Sonia évoluait parmi les invités une flûte de champagne à la main. Saluant avec grâce à gauche et à droite, échangeant baisemain ou bises amicales selon les interlocuteurs. Enfin, il était temps de passer à table. Munie de son invitation portant le n° 15, elle se dirigea vers la table qui lui avait été attribuée. Sept autres personnes la rejoignirent, quatre hommes et trois femmes, la parité.
Dans ce genre de dîner, impossible de parler à tout le monde, il fallait se contenter de saluer les autres convives puis de discuter avec ses plus proches voisins. Elle connaissait deux des hommes qui s’empressèrent de l’entourer. Une poignée de main avec les deux autres puis tous s’assirent.

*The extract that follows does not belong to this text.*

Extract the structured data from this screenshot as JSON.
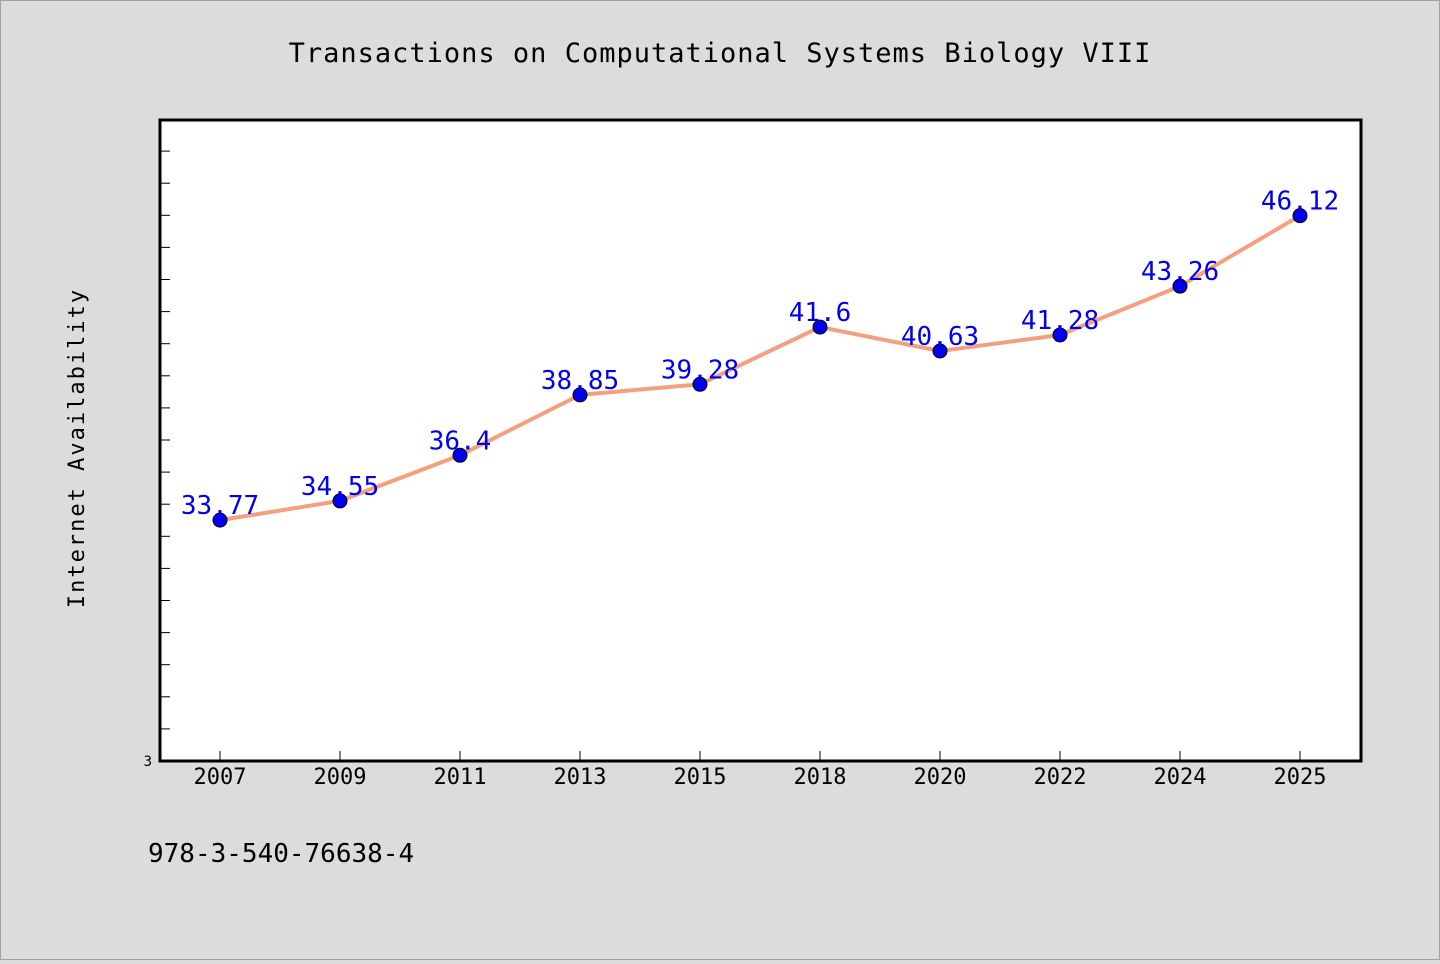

La conversation se déroula amicalement mais Sonia sentait le regard d’un des invités s’appesantir sur elle à de nombreuses reprises. Elle se sentait épiée, évaluée et même déshabillée par cet inconnu.
Le dîner touchait à sa fin, les invités partaient un à un ou par petits groupes. Certains allaient prolonger la soirée en boîte de nuit, la plupart rentrait chez eux retrouver leur conjoint ou leur maîtresse ou leur amant.
L’inconnu s’approcha de Sonia, lui tendit sa carte et lui murmura à l’oreille :
« Je t’attends au parking, dans dix minutes, niveau -2, jaguar bleu marine, ne me fais pas attendre » puis il partit sans lui adresser un regard.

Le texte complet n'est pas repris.